Hoy el plan es sencillo: no hacer nada. Después de tantas semanas de corretear por castillos, ruinas, acantilados y pueblos con titos y titas, papi y yo estamos cansados. Es como cuando corres detrás de la pelota, la atrapas diez veces seguidas, y de pronto dices: “vale, ahora necesito un rato para tumbarme en la manta”.
Salimos tardísimo, a la una y media, como si el reloj también necesitara vacaciones. Condujimos casi cien kilómetros sin prisa, solo con la radio como compañía y yo mirando por la ventana a ver si cazaba alguna sombra de pájaro.
La única parada fue en Tipperary, en un centro comercial. Papi se metió en un Dunnes, no en un Lidl esta vez, y salió con bolsas de comida y alguna cosilla más. Yo lo recibí como inspector oficial: olí cada bolsa, revisé cada paquete, y confirmé que nada de lo comprado era para mí. Injusticias modernas.
Después de eso, tocaba buscar un sitio para comer y descansar. Tras unos veinte minutos lo encontramos: un claro en el bosque, al lado de una carretera de grava. Casi no pasa nadie, pero de vez en cuando aparece algún humano con perro. Algunos se quedan mirando la cámper como si fuera una nave espacial caída del cielo, y papi charla un rato.

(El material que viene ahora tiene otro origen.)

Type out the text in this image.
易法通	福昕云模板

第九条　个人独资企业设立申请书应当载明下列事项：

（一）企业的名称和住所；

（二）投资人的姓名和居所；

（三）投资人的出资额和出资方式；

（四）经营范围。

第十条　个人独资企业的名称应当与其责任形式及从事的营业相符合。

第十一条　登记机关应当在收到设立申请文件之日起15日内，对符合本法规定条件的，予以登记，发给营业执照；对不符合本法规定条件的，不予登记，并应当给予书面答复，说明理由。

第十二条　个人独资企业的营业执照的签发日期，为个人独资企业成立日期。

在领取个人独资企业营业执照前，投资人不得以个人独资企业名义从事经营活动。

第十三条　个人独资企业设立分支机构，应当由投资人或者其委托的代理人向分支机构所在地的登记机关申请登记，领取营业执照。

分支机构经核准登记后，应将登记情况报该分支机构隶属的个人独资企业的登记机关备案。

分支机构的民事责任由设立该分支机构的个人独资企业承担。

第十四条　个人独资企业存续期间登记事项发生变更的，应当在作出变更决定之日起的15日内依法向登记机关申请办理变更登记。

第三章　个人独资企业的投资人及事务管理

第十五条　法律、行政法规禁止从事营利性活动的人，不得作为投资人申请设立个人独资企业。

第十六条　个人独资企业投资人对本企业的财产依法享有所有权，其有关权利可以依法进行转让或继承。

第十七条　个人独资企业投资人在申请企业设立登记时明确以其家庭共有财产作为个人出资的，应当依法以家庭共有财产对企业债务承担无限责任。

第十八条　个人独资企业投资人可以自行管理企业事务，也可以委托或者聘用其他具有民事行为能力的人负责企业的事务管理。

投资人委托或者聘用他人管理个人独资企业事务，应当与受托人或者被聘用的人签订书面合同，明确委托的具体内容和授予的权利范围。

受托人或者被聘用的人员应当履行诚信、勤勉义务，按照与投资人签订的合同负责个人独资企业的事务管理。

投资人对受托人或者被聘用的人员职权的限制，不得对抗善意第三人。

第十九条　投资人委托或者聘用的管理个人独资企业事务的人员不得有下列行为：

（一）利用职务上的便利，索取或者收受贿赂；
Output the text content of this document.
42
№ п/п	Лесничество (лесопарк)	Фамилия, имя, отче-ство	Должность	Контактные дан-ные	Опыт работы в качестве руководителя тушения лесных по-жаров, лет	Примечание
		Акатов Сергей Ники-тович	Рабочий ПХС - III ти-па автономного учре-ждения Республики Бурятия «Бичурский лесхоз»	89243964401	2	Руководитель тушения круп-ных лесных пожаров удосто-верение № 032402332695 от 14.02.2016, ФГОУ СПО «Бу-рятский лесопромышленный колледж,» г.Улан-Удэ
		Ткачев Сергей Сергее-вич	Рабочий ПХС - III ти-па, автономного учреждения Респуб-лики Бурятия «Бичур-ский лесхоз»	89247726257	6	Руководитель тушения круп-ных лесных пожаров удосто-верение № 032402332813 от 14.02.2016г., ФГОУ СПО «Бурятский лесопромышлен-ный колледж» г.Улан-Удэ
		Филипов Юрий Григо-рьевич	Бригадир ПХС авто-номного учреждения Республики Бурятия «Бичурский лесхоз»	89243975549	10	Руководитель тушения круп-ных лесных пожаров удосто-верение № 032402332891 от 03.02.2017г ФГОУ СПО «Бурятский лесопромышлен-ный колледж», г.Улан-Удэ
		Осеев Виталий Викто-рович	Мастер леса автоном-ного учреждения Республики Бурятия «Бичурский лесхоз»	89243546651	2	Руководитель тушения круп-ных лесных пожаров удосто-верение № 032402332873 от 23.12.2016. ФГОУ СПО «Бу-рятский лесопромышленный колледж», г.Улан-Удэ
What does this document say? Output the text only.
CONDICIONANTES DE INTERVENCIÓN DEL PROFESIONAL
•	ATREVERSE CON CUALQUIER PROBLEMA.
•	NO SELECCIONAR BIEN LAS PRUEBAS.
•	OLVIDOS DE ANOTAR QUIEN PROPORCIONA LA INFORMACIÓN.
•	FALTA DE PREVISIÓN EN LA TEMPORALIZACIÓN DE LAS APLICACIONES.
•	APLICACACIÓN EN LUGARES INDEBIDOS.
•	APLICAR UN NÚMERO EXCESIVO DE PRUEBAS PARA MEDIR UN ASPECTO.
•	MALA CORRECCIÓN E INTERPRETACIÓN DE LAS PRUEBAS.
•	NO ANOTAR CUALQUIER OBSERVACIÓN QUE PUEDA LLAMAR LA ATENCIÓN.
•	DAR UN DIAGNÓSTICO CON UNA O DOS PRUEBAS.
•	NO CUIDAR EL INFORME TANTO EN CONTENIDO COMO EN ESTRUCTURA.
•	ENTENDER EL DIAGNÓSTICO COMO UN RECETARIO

El lugar no tiene vistas espectaculares, ni acantilados, ni montañas que corten la respiración. Pero es tranquilo, y eso es justo lo que necesitamos. Aquí se escucha el viento entre los árboles y, de vez en cuando, un ladrido lejano que responde al mío. Yo me acomodo, papi suspira como quien por fin suelta el volante, y los dos pensamos lo mismo: no necesitamos más. Aquí nos quedamos a dormir.